Choosing a specific white balance in scenes with artificial lighting can help create the complementary colors you want. Photo by Carlos Ebert and licensed under CC BY 2.0.

2. Look for mixed lighting environments. In mixed lighting situations, complementary colors are often created: for example, at sunset, light-illuminated parts of the scene will appear warmer than shadowed parts of the scene (which are illuminated primarily by light reflecting from the blue sky above, and therefore seem relatively cool). The complementary color scheme will be destroyed if you “correct” the white balance to correct for blue light in the shadows. One should try to find scenes that have natural complementary colors

This photo taken during the blue hour depicts the contrast between the blue sky and the yellow artificial lights. It helps to visually separate the building from the bridge in the background. The most vibrant shades of complementary colors provide the highest or the most striking contrast. But that is not always what you might want aesthetically as in the above photo.

3. Use one of the colors as the accent color. Sometimes you don’t want such high contrast. You then need to balance between a visually energetic photo and a vibrant one.

You can go for a more balanced, natural look. To make the design less overwhelming, tone down one or both colors.

The red jets stand out in a blue sky because the two colors complement each other and create a strong contrast.

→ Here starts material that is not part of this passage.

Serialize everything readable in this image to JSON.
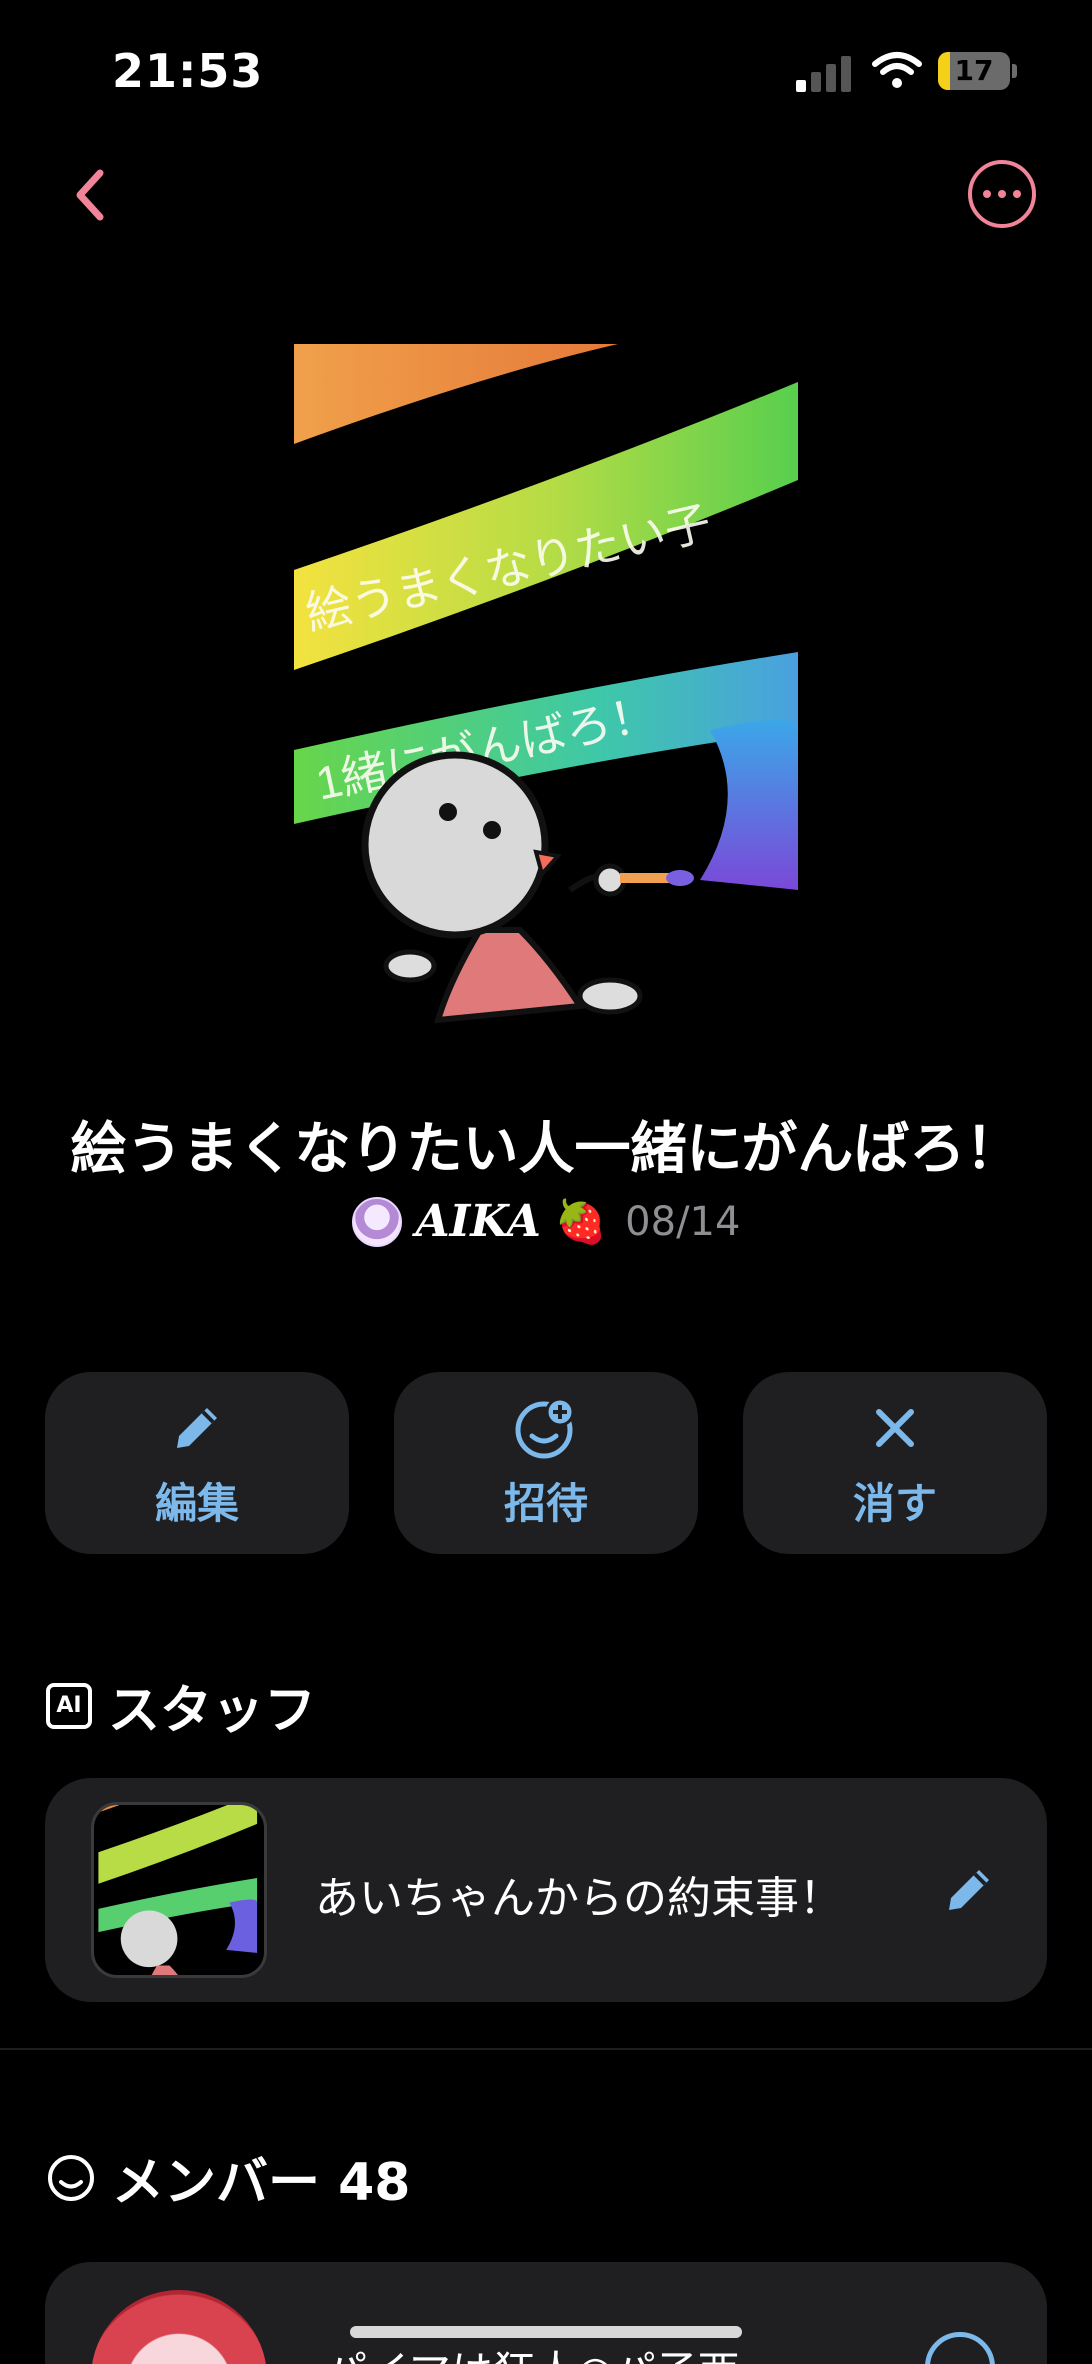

4. Find or introduce complementary colors for your background or subject. You should keep an eye out for compositions where you can easily incorporate complementary colors. If you are indoors, try looking for backgrounds that complement your subject, either depending on the outfit color if it’s a person or the actual color if it’s an object that you are shooting.

When you have the ability to introduce colors into your scene — being able to choose the outfit on your subject, for example — keeping complementary colors in mind can be a great way to add some “pop” to your image.

5. Keep your eyes open when out in nature. It’s often easier to create complementary color combinations than other combinations since these are comparatively easier to find in nature. If you are shooting outside you should be on the lookout for natural phenomena like the sunrise or sunset which gives the perfect opportunity to capture complementary colors. You should pay special attention to the changing colors as the sun travels across the horizon during sunrise and sunset and the changing hues from oranges and pink to blue twilight.

6. Use complementary colors to convey emotions. You should try to link the color combination that you are using to the emotion being conveyed in the picture. It may be due to societal reasons or personal experiences, but certain colors resonate with people in particular ways. This is something to keep in mind as you look for complementary color combinations.

Here are emotions associated with common complementary color combinations:

  • Red-Green: Love, healing, energy, freshness, energy, growth, excitement, life.
  • Orange-Blue: Success, trust, confidence, peace, bravery, loyalty, optimistic, freedom.
  • Yellow-Purple: Creativity, royalty, happiness, luxury, warmth, ambition, cheerful, spirituality.

7. Use a split complementary color scheme. It’s always not necessary that you will have exactly two color pallets in your photo. If you want you can even go for a split complementary scheme wherein you choose your main color, and then use it with the two colors directly on either side of its complementary color on the color wheel.

Split complementary color scheme.

A complex version and a step up would be tetradic color harmony wherein you use two complementary pairs.

Tetradic color harmony.

Consider complementary color schemes whenever possible. You can create colorful and exciting photographs by juxtaposing opposites of colors.